Les interventions non pharmacologiques (retourner le patient souvent, le repositionner, limiter l’hydratation parentérale, etc.) semblent raisonnables et ne font pas de tort au parient, mais elles n’ont pas été évaluées dans le cadre d’essais particuliers. La succion en profondeur sera certes incommodante pour un patient relativement alerte, mais même chez les patients qui ne sont plus alertes, elle peut avoir pour effet d’augmenter le volume de sécrétions. À moins que les sécrétions ne soient visibles dans la bouche, il vaut donc mieux éviter la succion.

Deux des médicaments les plus souvent utilisés pour traiter les sécrétions – la scopolamine et le glycopyrrolate – sont des agents à la fois antimuscariniques et anticholinergiques. Les doses sous-cutanées indiquées dans diverses sources sont variables : de 0,2 à 0,6 mg q2-6h prn pour la scopolamine, et de 0,1 à 0,4 mg q4-6h prn pour le glycopyrrolate. Aucune étude ne s’est penchée sur l’utilisation des deux médicaments de façon simultanée ou en alternance. Intuitivement, je dirais que cela ne serait pas plus efficace. Une étude laisse entendre que la scopolamine serait peut-être plus efficace que le glycopyrrolate.
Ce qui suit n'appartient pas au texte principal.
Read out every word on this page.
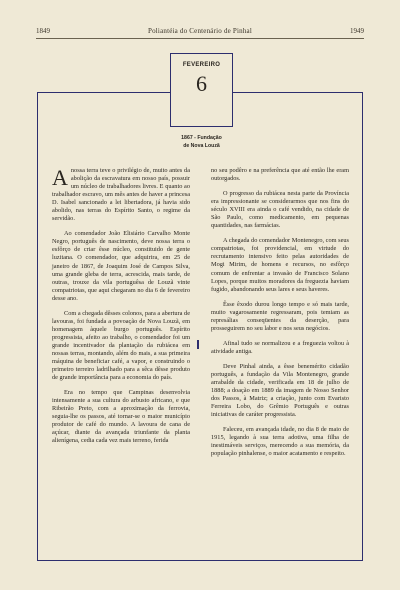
1849	Poliantéia do Centenário de Pinhal	1949
FEVEREIRO
6
1867 - Fundação
de Nova Louzã

Anossa terra teve o privilégio de, muito antes da abolição da escravatura em nosso país, possuir um núcleo de trabalhadores livres. E quanto ao trabalhador escravo, um mês antes de haver a princesa D. Isabel sancionado a lei libertadora, já havia sido abolido, nas terras do Espírito Santo, o regime da servidão.

Ao comendador João Elisiário Carvalho Monte Negro, português de nascimento, deve nossa terra o esfôrço de criar êsse núcleo, constituido de gente luzitana. O comendador, que adquirira, em 25 de janeiro de 1867, de Joaquim José de Campos Silva, uma grande gleba de terra, acrescida, mais tarde, de outras, trouxe da vila portuguêsa de Louzã vinte compatriotas, que aqui chegaram no dia 6 de fevereiro desse ano.

Com a chegada dêsses colonos, para a abertura de lavouras, foi fundada a povoação de Nova Louzã, em homenagem àquele burgo português. Espírito progressista, afeito ao trabalho, o comendador foi um grande incentivador da plantação da rubiácea em nossas terras, montando, além do mais, a sua primeira máquina de beneficiar café, a vapor, e construindo o primeiro terreiro ladrilhado para a sêca dêsse produto de grande importância para a economia do país.

Era no tempo que Campinas desenvolvia intensamente a sua cultura do arbusto africano, e que Ribeirão Preto, com a aproximação da ferrovia, seguia-lhe os passos, até tornar-se o maior município produtor de café do mundo. A lavoura de cana de açúcar, diante da avançada triunfante da planta alienígena, cedia cada vez mais terreno, ferida

no seu podêro e na preferência que até então lhe eram outorgados.

O progresso da rubiácea nesta parte da Província era impressionante se considerarmos que nos fins do século XVIII era ainda o café vendido, na cidade de São Paulo, como medicamento, em pequenas quantidades, nas farmácias.

A chegada do comendador Montenegro, com seus compatriotas, foi providencial, em virtude do recrutamento intensivo feito pelas autoridades de Mogi Mirim, de homens e recursos, no esfôrço comum de enfrentar a invasão de Francisco Solano Lopes, porque muitos moradores da freguezia haviam fugido, abandonando seus lares e seus haveres.

Êsse êxodo durou longo tempo e só mais tarde, muito vagarosamente regressaram, pois temiam as represálias conseqüentes da deserção, para prosseguirem no seu labor e nos seus negócios.

Afinal tudo se normalizou e a freguezia voltou à atividade antiga.

Deve Pinhal ainda, a êsse benemérito cidadão português, a fundação da Vila Montenegro, grande arrabalde da cidade, verificada em 18 de julho de 1888; a doação em 1889 da imagem de Nosso Senhor dos Passos, à Matriz; a criação, junto com Evaristo Ferreira Lobo, do Grêmio Português e outras iniciativas de caráter progressista.

Faleceu, em avançada idade, no dia 8 de maio de 1915, legando à sua terra adotiva, uma filha de inestimáveis serviços, merecendo a sua memória, da população pinhalense, o maior acatamento e respeito.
Cependant, ces médicaments ont des effets secondaires différents. La scopolamine traverse la barrière hémato-encéphalique et cause plus de sédation et de délirium. Le glycopyrrolate ne traverse pas la barrière hémato-encéphalique en quantité notable. Une dose excessive de scopolamine entraînera plus d’agitation et de délirium. Des études laissent entendre que le glycopyrrolate serait peut-être un meilleur choix pour les patients alertes lorsqu’ils sont incommodés par leurs sécrétions. On laisse même entendre que l’un ou l’autre de ces médicaments pourrait être administré par infusion continue au besoin (scopolamine : 0,6-2,4 mg/24 h; glycopyrrolate : 0,4-1,2 mg/24 h), mais il vaut mieux dans la plupart des cas commencer par une administration intermittente, car quelques doses suffisent souvent. Avant d’administrer des doses plus fortes et plus fréquentes, il y aurait lieu de réexaminer le diagnostic (les sécrétions se situent-elles dans les voies respiratoires supérieures ou est-ce que le patient est en train de développer une pneumonie ou une insuffisance congestive?) et d’envisager d’autres options de prise en charge (cesser toute hydratation parentérale, administrer un antibiotique ou un diurétique).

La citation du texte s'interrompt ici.